Here a player of an online game sued the gaming company stating that the although
he had agreed to the contract prior to purchasing the game from the defendant, he
had not anticipated the contractual terms to be procedurally and substantively
unconscionable. He claimed that this Clickwrap agreement was a form of Adhesion
contract where the terms of the contract were drafted in such a manner that it was
extremely one-sided and would shock the conscience.

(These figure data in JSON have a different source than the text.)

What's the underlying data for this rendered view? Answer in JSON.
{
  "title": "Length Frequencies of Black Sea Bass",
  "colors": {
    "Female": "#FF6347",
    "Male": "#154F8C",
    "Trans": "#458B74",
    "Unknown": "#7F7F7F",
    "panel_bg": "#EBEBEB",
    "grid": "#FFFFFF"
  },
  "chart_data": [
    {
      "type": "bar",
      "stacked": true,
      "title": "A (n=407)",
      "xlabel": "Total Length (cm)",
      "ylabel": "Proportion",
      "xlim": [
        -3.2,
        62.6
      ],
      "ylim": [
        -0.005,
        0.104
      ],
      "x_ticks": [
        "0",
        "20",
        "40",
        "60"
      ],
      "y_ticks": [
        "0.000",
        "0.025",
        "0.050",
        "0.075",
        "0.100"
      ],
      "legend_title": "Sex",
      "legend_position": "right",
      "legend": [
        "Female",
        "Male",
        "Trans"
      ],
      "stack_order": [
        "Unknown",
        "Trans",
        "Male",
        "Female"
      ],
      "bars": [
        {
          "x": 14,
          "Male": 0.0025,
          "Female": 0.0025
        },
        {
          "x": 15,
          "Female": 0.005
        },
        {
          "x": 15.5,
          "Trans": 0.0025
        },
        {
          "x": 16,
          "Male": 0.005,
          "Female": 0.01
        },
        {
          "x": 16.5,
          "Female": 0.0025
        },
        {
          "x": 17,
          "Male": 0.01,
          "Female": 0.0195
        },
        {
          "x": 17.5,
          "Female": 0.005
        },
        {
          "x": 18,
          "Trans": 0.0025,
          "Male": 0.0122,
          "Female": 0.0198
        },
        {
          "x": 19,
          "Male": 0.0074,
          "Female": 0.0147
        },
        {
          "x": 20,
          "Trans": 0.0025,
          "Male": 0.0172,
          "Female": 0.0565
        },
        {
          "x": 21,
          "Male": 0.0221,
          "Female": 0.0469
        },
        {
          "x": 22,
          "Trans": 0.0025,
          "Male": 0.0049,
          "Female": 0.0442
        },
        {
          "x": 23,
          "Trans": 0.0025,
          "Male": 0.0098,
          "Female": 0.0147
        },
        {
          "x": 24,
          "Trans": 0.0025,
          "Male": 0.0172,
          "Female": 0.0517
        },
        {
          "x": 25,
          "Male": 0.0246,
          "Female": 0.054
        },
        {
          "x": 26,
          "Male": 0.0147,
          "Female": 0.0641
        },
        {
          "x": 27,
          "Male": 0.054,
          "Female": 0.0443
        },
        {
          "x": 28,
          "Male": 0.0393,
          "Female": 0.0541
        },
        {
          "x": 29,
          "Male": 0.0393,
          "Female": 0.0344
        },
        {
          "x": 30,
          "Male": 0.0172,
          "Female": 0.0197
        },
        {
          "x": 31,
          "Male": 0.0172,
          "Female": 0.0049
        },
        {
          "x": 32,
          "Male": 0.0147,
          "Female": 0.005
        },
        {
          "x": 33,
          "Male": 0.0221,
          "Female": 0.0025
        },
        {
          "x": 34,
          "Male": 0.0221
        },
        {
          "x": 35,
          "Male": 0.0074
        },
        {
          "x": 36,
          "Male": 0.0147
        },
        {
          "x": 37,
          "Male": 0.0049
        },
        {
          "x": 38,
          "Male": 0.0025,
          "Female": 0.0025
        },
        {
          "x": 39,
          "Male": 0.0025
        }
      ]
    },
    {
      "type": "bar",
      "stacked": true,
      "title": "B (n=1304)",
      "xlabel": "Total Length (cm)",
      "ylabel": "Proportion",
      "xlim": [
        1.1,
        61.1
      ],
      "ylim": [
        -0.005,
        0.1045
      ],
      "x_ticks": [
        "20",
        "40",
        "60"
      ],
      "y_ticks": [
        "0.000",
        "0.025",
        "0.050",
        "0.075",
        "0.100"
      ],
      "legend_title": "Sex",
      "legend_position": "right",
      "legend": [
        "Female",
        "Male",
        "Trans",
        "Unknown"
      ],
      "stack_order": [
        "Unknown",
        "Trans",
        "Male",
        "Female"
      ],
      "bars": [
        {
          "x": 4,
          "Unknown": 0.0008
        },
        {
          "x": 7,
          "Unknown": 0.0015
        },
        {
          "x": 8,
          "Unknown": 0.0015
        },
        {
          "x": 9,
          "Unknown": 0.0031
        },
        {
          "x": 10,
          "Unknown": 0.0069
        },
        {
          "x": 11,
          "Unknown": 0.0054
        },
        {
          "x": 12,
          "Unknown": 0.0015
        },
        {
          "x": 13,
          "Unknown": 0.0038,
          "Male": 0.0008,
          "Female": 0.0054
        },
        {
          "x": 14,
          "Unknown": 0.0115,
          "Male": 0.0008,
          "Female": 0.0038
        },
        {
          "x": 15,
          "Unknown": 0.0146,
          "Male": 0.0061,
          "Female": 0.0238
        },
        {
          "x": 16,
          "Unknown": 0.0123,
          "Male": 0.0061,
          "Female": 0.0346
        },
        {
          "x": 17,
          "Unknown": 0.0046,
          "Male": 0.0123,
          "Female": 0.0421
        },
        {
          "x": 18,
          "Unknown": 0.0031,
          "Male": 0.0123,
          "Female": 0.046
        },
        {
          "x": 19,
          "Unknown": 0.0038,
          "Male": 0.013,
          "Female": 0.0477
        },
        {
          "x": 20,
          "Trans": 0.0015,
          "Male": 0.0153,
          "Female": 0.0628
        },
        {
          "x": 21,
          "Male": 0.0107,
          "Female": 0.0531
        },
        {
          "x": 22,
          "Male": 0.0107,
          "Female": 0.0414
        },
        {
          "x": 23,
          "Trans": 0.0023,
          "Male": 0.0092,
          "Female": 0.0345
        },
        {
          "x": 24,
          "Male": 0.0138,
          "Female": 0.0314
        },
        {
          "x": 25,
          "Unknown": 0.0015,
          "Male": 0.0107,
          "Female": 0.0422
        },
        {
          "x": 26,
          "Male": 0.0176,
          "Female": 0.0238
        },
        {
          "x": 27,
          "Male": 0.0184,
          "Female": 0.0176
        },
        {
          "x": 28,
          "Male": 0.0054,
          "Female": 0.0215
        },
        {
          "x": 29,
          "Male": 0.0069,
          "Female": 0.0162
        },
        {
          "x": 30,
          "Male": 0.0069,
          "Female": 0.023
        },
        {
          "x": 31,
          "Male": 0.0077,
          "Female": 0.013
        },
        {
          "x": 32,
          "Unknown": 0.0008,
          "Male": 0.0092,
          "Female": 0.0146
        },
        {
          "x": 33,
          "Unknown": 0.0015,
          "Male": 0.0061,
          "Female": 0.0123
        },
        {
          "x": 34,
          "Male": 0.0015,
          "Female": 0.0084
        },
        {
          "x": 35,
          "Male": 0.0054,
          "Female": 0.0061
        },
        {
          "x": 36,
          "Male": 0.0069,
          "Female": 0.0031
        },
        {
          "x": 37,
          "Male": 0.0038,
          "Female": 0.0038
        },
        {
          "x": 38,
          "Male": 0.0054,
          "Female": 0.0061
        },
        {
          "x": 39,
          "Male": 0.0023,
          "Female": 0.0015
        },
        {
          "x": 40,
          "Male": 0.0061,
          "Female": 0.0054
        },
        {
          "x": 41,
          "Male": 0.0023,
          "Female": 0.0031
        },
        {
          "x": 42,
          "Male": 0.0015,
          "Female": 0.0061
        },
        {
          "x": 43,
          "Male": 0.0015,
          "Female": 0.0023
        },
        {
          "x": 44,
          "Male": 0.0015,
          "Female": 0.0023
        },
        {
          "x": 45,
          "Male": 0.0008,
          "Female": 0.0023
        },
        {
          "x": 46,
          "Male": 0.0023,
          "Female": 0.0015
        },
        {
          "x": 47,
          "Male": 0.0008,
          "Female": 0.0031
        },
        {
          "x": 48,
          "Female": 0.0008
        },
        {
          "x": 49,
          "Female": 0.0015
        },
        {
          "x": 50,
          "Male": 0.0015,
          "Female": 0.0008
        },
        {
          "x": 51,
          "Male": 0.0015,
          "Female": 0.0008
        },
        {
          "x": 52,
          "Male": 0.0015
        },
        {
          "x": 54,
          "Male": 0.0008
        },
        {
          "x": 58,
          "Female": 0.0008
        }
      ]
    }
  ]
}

The United States District Court of Eastern Pennsylvania upheld the contention of
the Plaintiff here and refuted the validity of the contract.

Clickwrap Agreements and India

The Indian Contract Act, in its definition of Contract merely states that a
Contract is an agreement enforceable by law. The 1872 Act has not been amended yet
to specifically include the scope of an Electronic Agreements or Click-wrap
Agreements. The Supreme Court of India in Trimex International FZE vs Vedanta
Aluminum Limited, India, 2010 (1) SCALE 574 upheld that if the terms of a Contract
had been discussed over the email, such emails constituted to be a valid contract
and hence were enforceable. Here the Supreme Court recognised the validity of
electronic contracts even if they were not electronically signed and registered.

In the case of LIC India vs. Consumer Education and Research Centre the Supreme
Court of India commented on the scope of its intrusion in a contract where the
parties to the contract had unequal bargaining power. The Court held that when a
contract is of such a nature that it can be stated to be an Adhesion Contract and
further when the parties to the contracts do not have equal bargaining power then
in the light of Article 14 of the Constitution of India (guaranteeing equal
protection of law to its citizens) the Supreme Court shall strike an unfair or
unreasonable contract.

It can thus be observed that the Indian Courts have accepted the validity of
electronic contracts however this is not a blanket acceptance. They are willing to
delve deeper into the contents of the contract, the bargaining powers of the
contracting parties and the terms of the contract to decide upon its validity.
However, the courts have not yet discussed the possibility of where the
jurisdiction would lie in cases where one party is domiciled in India and another
party to the contract (a party with a higher bargaining power) is based out of the
country.

In these circumstances, it is essential for us to understand what factors must we


consider while agreeing to an online or a “click wrap” agreement. Some of these
factors are listed as under -
The most primary precautionary measure would be to try and read the contents of the
agreement. The entire agreement need not be read at length, but it is essential to
glance to the agreement to understand what data shall be shared with the other
party, are there any third parties involved etc.

The number of clickwrap agreements executed on a daily basis by any person is large
hence it would not be possible to read and analyse every single agreement. However,
those contracts which are for high priority tasks such as creation of an online
bank account, purchasing expensive goods and services online need to be read prior
to accepting them.

If a contract does not expressly provide an “I agree to the terms and conditions”
button or an “Accept” button or if the contract is hidden and only the
“Agree/Accept” button is visible, then such contracts can be contested.

It is a common trend that most of the contracts include a clause for arbitration,
usually in the county of the creator of the contract. Such clauses can at times
considered to be unconscionable considering the fact that the party with a lesser
bargaining power has no means to travel to and attend the proceedings in another
country. Such terms can be highlighted while contending that the contract is highly
biased.

In conclusion, it can be said that such electronic contracts and clickwrap


agreements are gradually getting more common globally and their drafting is such
that they make it nearly impossible to be contested. In such circumstances, it is
prudent to be aware of the contents of the contract proposed to be executed rather
than being caught unawares by their biased terms.